A Maryland flag outside the State House in Annapolis.

One week after President Obama announced the creation of a White House task force aimed at combating sexual assault at the nation’s colleges, a committee in this state’s House of Delegates heard testimony for a bill with similar goals, highlighting a growing awareness among campuses nationwide.

If passed, the state’s bill, sponsored by Del. Jon Cardin (D-Baltimore County), would require all University System of Maryland institutions to administer a sexual assault survey every three years — focusing on student experiences with sexual violence, how universities are responding to incidents and the ways students are educated — then report those findings to the Maryland Higher Education Commission.

The House Ways and Means Committee heard testimony on the proposed legislation yesterday, including from university alumna and former Diamondback editor Lauren Redding.

The surveys, Redding said, would create greater accountability at the state level, allowing officials to “zero in” on sexual violence, rather than overall crime, which colleges are already required to report under the Clery Act.

Some university system officials have described the bill as an unfunded mandate that would do little to solve the problem of college sexual assaults.

The surveys themselves are not designed as prevention methods, though, Student Government Association President Samantha Zwerling said. Instead, the surveys target sexual assault survivors, who might realize they are victims after taking the surveys or feel more comfortable reporting their experiences. She also said the anonymity of the surveys could lead to more truthful responses.

Obama’s task force, created Jan. 22, gives officials 90 days to develop recommendations to combat sexual assault, particularly on college campuses.

The task force is the first of its kind in the federal government and came after a report from the White House Council on Women and Girls found that nearly one in five women have experienced rape or attempted rape, but 12 percent of student victims report the incident.

As a whole, the proposed legislative changes are responses to the growing movement of students and recent graduates stepping out as sexual assault survivors, said Redding, former president of UMD Feminists.

“We’re taking a stand and saying, ‘We haven’t been treated right by our schools. These universities haven’t been dealing with it in the right way; they’re fostering environments where rape thrives,’” Redding said.
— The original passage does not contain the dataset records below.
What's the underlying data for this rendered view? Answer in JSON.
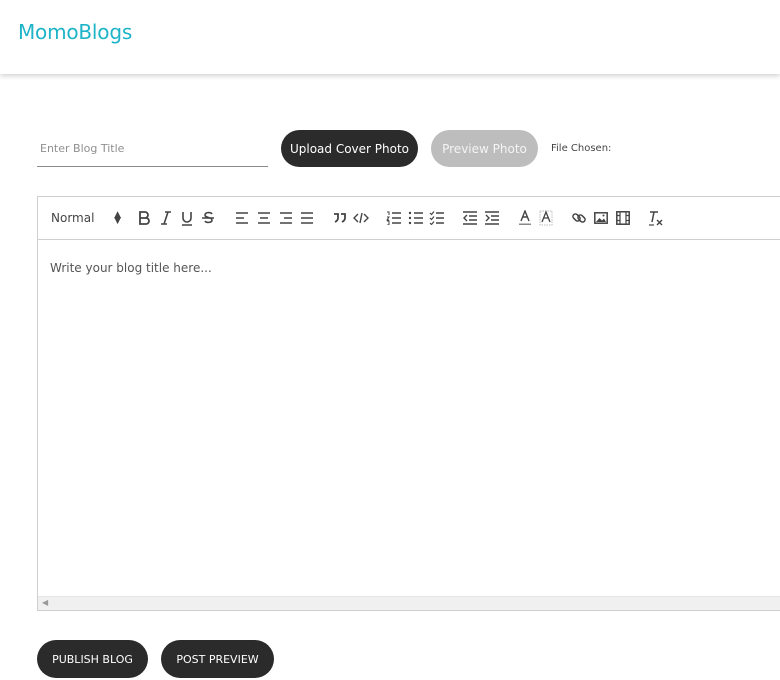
{
  "navbar": {
    "brand": "MomoBlogs"
  },
  "form": {
    "title_placeholder": "Enter Blog Title",
    "upload_label": "Upload Cover Photo",
    "preview_photo_label": "Preview Photo",
    "file_chosen_label": "File Chosen:"
  },
  "editor": {
    "header_select": "Normal",
    "placeholder_text": "Write your blog title here...",
    "toolbar_buttons": [
      "bold-icon",
      "italic-icon",
      "underline-icon",
      "strike-icon",
      "align-left-icon",
      "align-center-icon",
      "align-right-icon",
      "align-justify-icon",
      "blockquote-icon",
      "code-icon",
      "ordered-list-icon",
      "bullet-list-icon",
      "check-list-icon",
      "outdent-icon",
      "indent-icon",
      "text-color-icon",
      "background-color-icon",
      "link-icon",
      "image-icon",
      "video-icon",
      "clear-format-icon"
    ]
  },
  "actions": {
    "publish_label": "PUBLISH BLOG",
    "post_preview_label": "POST PREVIEW"
  },
  "colors": {
    "brand": "#1eb4c8",
    "dark_button": "#2b2b2b",
    "disabled_button": "#bdbdbd"
  }
}
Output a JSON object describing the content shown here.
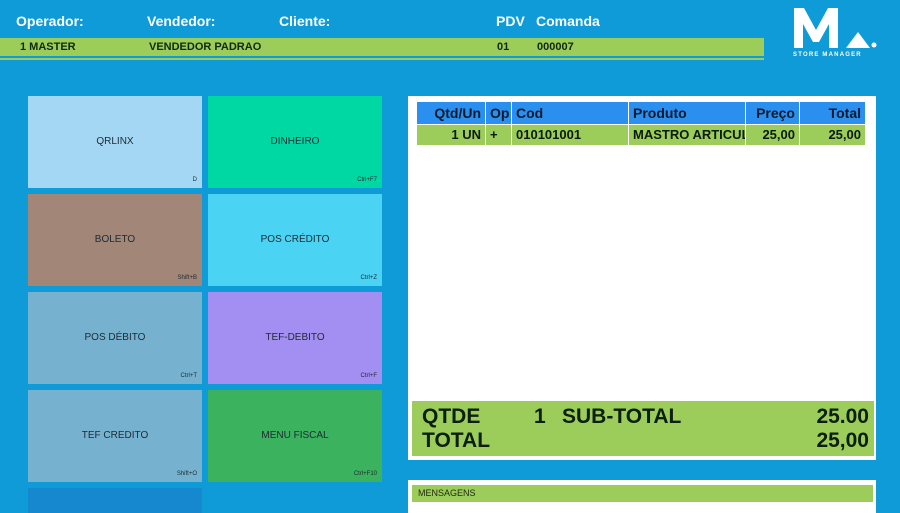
{
  "header": {
    "operador_label": "Operador:",
    "vendedor_label": "Vendedor:",
    "cliente_label": "Cliente:",
    "pdv_label": "PDV",
    "comanda_label": "Comanda",
    "operador_value": "1 MASTER",
    "vendedor_value": "VENDEDOR PADRAO",
    "cliente_value": "",
    "pdv_value": "01",
    "comanda_value": "000007"
  },
  "logo": {
    "mark": "M",
    "subtitle": "STORE MANAGER"
  },
  "payment_buttons": [
    {
      "label": "QRLINX",
      "shortcut": "D",
      "color": "#a3d7f3"
    },
    {
      "label": "DINHEIRO",
      "shortcut": "Ctrl+F7",
      "color": "#00d8a4"
    },
    {
      "label": "BOLETO",
      "shortcut": "Shift+B",
      "color": "#a28778"
    },
    {
      "label": "POS CRÉDITO",
      "shortcut": "Ctrl+Z",
      "color": "#4bd3f4"
    },
    {
      "label": "POS DÉBITO",
      "shortcut": "Ctrl+T",
      "color": "#76b2cf"
    },
    {
      "label": "TEF-DEBITO",
      "shortcut": "Ctrl+F",
      "color": "#a38ef2"
    },
    {
      "label": "TEF CREDITO",
      "shortcut": "Shift+O",
      "color": "#76b2cf"
    },
    {
      "label": "MENU FISCAL",
      "shortcut": "Ctrl+F10",
      "color": "#3bb25d"
    }
  ],
  "items_table": {
    "columns": [
      "Qtd/Un",
      "Op",
      "Cod",
      "Produto",
      "Preço",
      "Total"
    ],
    "rows": [
      [
        "1 UN",
        "+",
        "010101001",
        "MASTRO ARTICUL",
        "25,00",
        "25,00"
      ]
    ]
  },
  "totals": {
    "qtde_label": "QTDE",
    "qtde_value": "1",
    "subtotal_label": "SUB-TOTAL",
    "subtotal_value": "25.00",
    "total_label": "TOTAL",
    "total_value": "25,00"
  },
  "messages": {
    "label": "MENSAGENS"
  }
}
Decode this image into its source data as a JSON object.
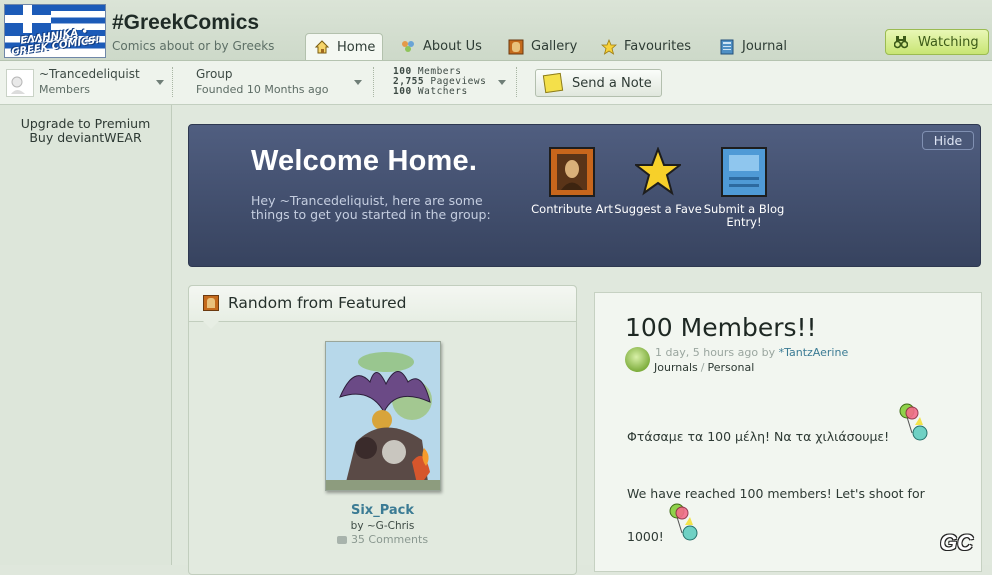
{
  "header": {
    "logo_text": "ΕΛΛΗΝΙΚΑ • GREEK COMICS!",
    "group_name": "#GreekComics",
    "group_tagline": "Comics about or by Greeks",
    "tabs": [
      {
        "label": "Home",
        "icon": "home-icon",
        "active": true
      },
      {
        "label": "About Us",
        "icon": "people-icon",
        "active": false
      },
      {
        "label": "Gallery",
        "icon": "gallery-icon",
        "active": false
      },
      {
        "label": "Favourites",
        "icon": "star-icon",
        "active": false
      },
      {
        "label": "Journal",
        "icon": "journal-icon",
        "active": false
      }
    ],
    "watching_label": "Watching"
  },
  "subbar": {
    "user_name": "~Trancedeliquist",
    "user_role": "Members",
    "group_label": "Group",
    "group_founded": "Founded 10 Months ago",
    "stats": [
      {
        "value": "100",
        "label": "Members"
      },
      {
        "value": "2,755",
        "label": "Pageviews"
      },
      {
        "value": "100",
        "label": "Watchers"
      }
    ],
    "send_note_label": "Send a Note"
  },
  "sidebar": {
    "links": [
      "Upgrade to Premium",
      "Buy deviantWEAR"
    ]
  },
  "welcome": {
    "title": "Welcome Home.",
    "blurb": "Hey ~Trancedeliquist, here are some things to get you started in the group:",
    "hide_label": "Hide",
    "actions": [
      {
        "label": "Contribute Art",
        "icon": "contribute-art-icon"
      },
      {
        "label": "Suggest a Fave",
        "icon": "suggest-fave-icon"
      },
      {
        "label": "Submit a Blog Entry!",
        "icon": "blog-entry-icon"
      }
    ]
  },
  "featured": {
    "heading": "Random from Featured",
    "art_title": "Six_Pack",
    "art_by": "by ~G-Chris",
    "comments": "35 Comments"
  },
  "journal": {
    "title": "100 Members!!",
    "time": "1 day, 5 hours ago by",
    "author": "*TantzAerine",
    "category": "Journals",
    "subcategory": "Personal",
    "greek_text": "Φτάσαμε τα 100 μέλη! Να τα χιλιάσουμε!",
    "english_text_line1": "We have reached 100 members! Let's shoot for",
    "english_text_line2": "1000!"
  },
  "watermark": "GC",
  "colors": {
    "welcome_bg": "#3f4b6a",
    "accent_link": "#3b7b94",
    "watching_bg": "#d4ec8c"
  }
}
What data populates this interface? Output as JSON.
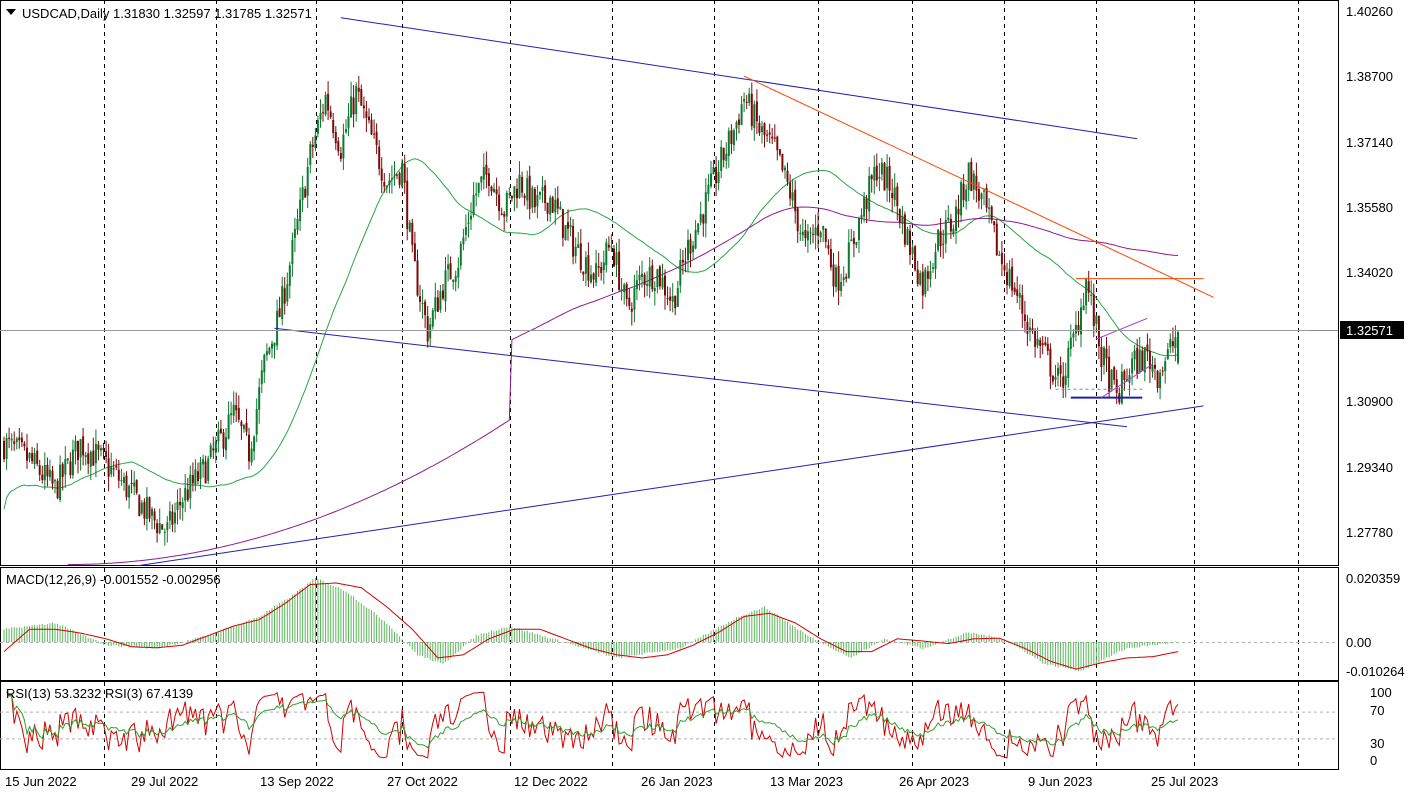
{
  "symbol_header": "USDCAD,Daily  1.31830 1.32597 1.31785 1.32571",
  "current_price_label": "1.32571",
  "colors": {
    "bull": "#0b7a2e",
    "bear": "#7a0a0a",
    "ma_fast": "#28a745",
    "ma_slow": "#8e1b8e",
    "trend_blue": "#1f1fb5",
    "trend_red": "#ff4500",
    "macd_hist": "#5cb85c",
    "macd_signal": "#d40000",
    "rsi13": "#2ca02c",
    "rsi3": "#d40000"
  },
  "chart_data": [
    {
      "type": "candlestick",
      "title": "USDCAD,Daily",
      "ohlc_last": {
        "open": 1.3183,
        "high": 1.32597,
        "low": 1.31785,
        "close": 1.32571
      },
      "y_ticks": [
        "1.40260",
        "1.38700",
        "1.37140",
        "1.35580",
        "1.34020",
        "1.32571",
        "1.30900",
        "1.29340",
        "1.27780"
      ],
      "ylim": [
        1.266,
        1.405
      ],
      "x_ticks": [
        "15 Jun 2022",
        "29 Jul 2022",
        "13 Sep 2022",
        "27 Oct 2022",
        "12 Dec 2022",
        "26 Jan 2023",
        "13 Mar 2023",
        "26 Apr 2023",
        "9 Jun 2023",
        "25 Jul 2023"
      ],
      "grid": true,
      "price_path": [
        [
          0,
          1.299
        ],
        [
          10,
          1.295
        ],
        [
          20,
          1.288
        ],
        [
          30,
          1.299
        ],
        [
          40,
          1.294
        ],
        [
          50,
          1.287
        ],
        [
          58,
          1.281
        ],
        [
          64,
          1.278
        ],
        [
          70,
          1.286
        ],
        [
          80,
          1.294
        ],
        [
          90,
          1.306
        ],
        [
          96,
          1.297
        ],
        [
          102,
          1.318
        ],
        [
          108,
          1.33
        ],
        [
          114,
          1.348
        ],
        [
          120,
          1.368
        ],
        [
          126,
          1.382
        ],
        [
          132,
          1.37
        ],
        [
          138,
          1.383
        ],
        [
          144,
          1.372
        ],
        [
          150,
          1.362
        ],
        [
          156,
          1.365
        ],
        [
          160,
          1.343
        ],
        [
          166,
          1.326
        ],
        [
          172,
          1.337
        ],
        [
          178,
          1.343
        ],
        [
          184,
          1.358
        ],
        [
          190,
          1.364
        ],
        [
          196,
          1.355
        ],
        [
          202,
          1.362
        ],
        [
          208,
          1.356
        ],
        [
          214,
          1.358
        ],
        [
          220,
          1.35
        ],
        [
          226,
          1.344
        ],
        [
          232,
          1.339
        ],
        [
          238,
          1.347
        ],
        [
          244,
          1.331
        ],
        [
          250,
          1.339
        ],
        [
          256,
          1.34
        ],
        [
          262,
          1.333
        ],
        [
          268,
          1.346
        ],
        [
          274,
          1.355
        ],
        [
          280,
          1.365
        ],
        [
          286,
          1.374
        ],
        [
          290,
          1.382
        ],
        [
          296,
          1.374
        ],
        [
          302,
          1.369
        ],
        [
          308,
          1.359
        ],
        [
          314,
          1.346
        ],
        [
          320,
          1.352
        ],
        [
          326,
          1.338
        ],
        [
          330,
          1.342
        ],
        [
          336,
          1.354
        ],
        [
          342,
          1.365
        ],
        [
          348,
          1.36
        ],
        [
          354,
          1.348
        ],
        [
          360,
          1.337
        ],
        [
          366,
          1.348
        ],
        [
          372,
          1.352
        ],
        [
          378,
          1.364
        ],
        [
          384,
          1.356
        ],
        [
          390,
          1.344
        ],
        [
          396,
          1.336
        ],
        [
          402,
          1.326
        ],
        [
          408,
          1.32
        ],
        [
          414,
          1.313
        ],
        [
          420,
          1.326
        ],
        [
          424,
          1.338
        ],
        [
          430,
          1.32
        ],
        [
          436,
          1.31
        ],
        [
          442,
          1.318
        ],
        [
          448,
          1.32
        ],
        [
          452,
          1.316
        ],
        [
          456,
          1.32
        ],
        [
          460,
          1.3257
        ]
      ]
    },
    {
      "type": "line",
      "title": "MACD(12,26,9) -0.001552 -0.002956",
      "y_ticks": [
        "0.020359",
        "0.00",
        "-0.010264"
      ],
      "ylim": [
        -0.0125,
        0.0225
      ],
      "signal_path": [
        [
          0,
          -0.003
        ],
        [
          10,
          0.004
        ],
        [
          20,
          0.004
        ],
        [
          30,
          0.0028
        ],
        [
          40,
          0.001
        ],
        [
          50,
          -0.0015
        ],
        [
          60,
          -0.0018
        ],
        [
          70,
          -0.001
        ],
        [
          80,
          0.002
        ],
        [
          90,
          0.005
        ],
        [
          100,
          0.007
        ],
        [
          110,
          0.012
        ],
        [
          120,
          0.018
        ],
        [
          130,
          0.0185
        ],
        [
          140,
          0.017
        ],
        [
          150,
          0.011
        ],
        [
          160,
          0.004
        ],
        [
          170,
          -0.005
        ],
        [
          180,
          -0.004
        ],
        [
          190,
          0.001
        ],
        [
          200,
          0.004
        ],
        [
          210,
          0.004
        ],
        [
          220,
          0.001
        ],
        [
          230,
          -0.002
        ],
        [
          240,
          -0.004
        ],
        [
          250,
          -0.005
        ],
        [
          260,
          -0.004
        ],
        [
          270,
          -0.001
        ],
        [
          280,
          0.003
        ],
        [
          290,
          0.008
        ],
        [
          300,
          0.009
        ],
        [
          310,
          0.006
        ],
        [
          320,
          0.001
        ],
        [
          330,
          -0.003
        ],
        [
          340,
          -0.003
        ],
        [
          350,
          0.001
        ],
        [
          360,
          0.0003
        ],
        [
          370,
          -0.0005
        ],
        [
          380,
          0.001
        ],
        [
          390,
          0.0012
        ],
        [
          400,
          -0.002
        ],
        [
          410,
          -0.006
        ],
        [
          420,
          -0.0085
        ],
        [
          430,
          -0.0065
        ],
        [
          440,
          -0.005
        ],
        [
          450,
          -0.0046
        ],
        [
          460,
          -0.003
        ]
      ],
      "hist_path": [
        [
          0,
          0.004
        ],
        [
          20,
          0.006
        ],
        [
          40,
          -0.001
        ],
        [
          60,
          -0.002
        ],
        [
          80,
          0.002
        ],
        [
          100,
          0.008
        ],
        [
          112,
          0.014
        ],
        [
          122,
          0.02
        ],
        [
          134,
          0.016
        ],
        [
          150,
          0.006
        ],
        [
          162,
          -0.004
        ],
        [
          172,
          -0.007
        ],
        [
          185,
          0.002
        ],
        [
          198,
          0.005
        ],
        [
          215,
          0.001
        ],
        [
          240,
          -0.005
        ],
        [
          265,
          -0.002
        ],
        [
          288,
          0.008
        ],
        [
          298,
          0.011
        ],
        [
          315,
          0.002
        ],
        [
          332,
          -0.005
        ],
        [
          345,
          0.001
        ],
        [
          360,
          -0.002
        ],
        [
          378,
          0.003
        ],
        [
          392,
          0.001
        ],
        [
          408,
          -0.007
        ],
        [
          422,
          -0.009
        ],
        [
          440,
          -0.002
        ],
        [
          460,
          0.0
        ]
      ]
    },
    {
      "type": "line",
      "title": "RSI(13) 53.3232  RSI(3) 67.4139",
      "y_ticks": [
        "100",
        "70",
        "30",
        "0"
      ],
      "ylim": [
        0,
        100
      ],
      "levels": [
        70,
        30
      ],
      "series": [
        {
          "name": "RSI(13)",
          "last": 53.3232
        },
        {
          "name": "RSI(3)",
          "last": 67.4139
        }
      ]
    }
  ]
}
The “tidal wave of change,” as Redding described, started out slowly as survivors filed complaints to the U.S. Department of Education and gradually picked up, ultimately landing in the White House, she said.

This university implemented a sexual harassment education pilot program in the fall. The Violence Intervention and Prevention Program, authored by Redding during her senior year, was administered to between 300 and 600 incoming undergraduates, but Redding said ideally all university students would attend the program.

This university also combined the sexual assault and sexual misconduct policies in fall 2013, redefining consent and outlining the practices in place for responding to complaints. With the expanded Code of Student Conduct, officials hoped more students would feel comfortable coming forward to the university following incidents of sexual misconduct, said Andrea Goodwin, student conduct director.

“Just anecdotally, I would say that we have received more complaints this year than in years past, as more students are coming forward,” Goodwin said, adding that this year the department has been paying close attention to all reports of Title IX violations.

Zwerling said she is thrilled the issue is garnering national attention and being recognized as an important issue, but there is still more to be done. Though it may not be solely a college problem and blame should fall on society as a whole, she hopes the university will recognize its opportunity to intervene and end the cycle of violence.

“There is no other societal infrastructure that can so actively make a change and directly educate people, as a university can in educating the students on its campus,” she said.

Redding echoed similar sentiments. Not only undergraduate students but also all members of the campus community should receive sexual assault education, she said, adding that “change will only happen if every constituency is engaged.”

“If the campus is 98 percent people agreeing that sexual violence is bad, that perpetrators should be held accountable and sexual victims are never at fault, that’s still not enough,” Redding said. “If 2 percent don’t agree, there is still more work to be done.”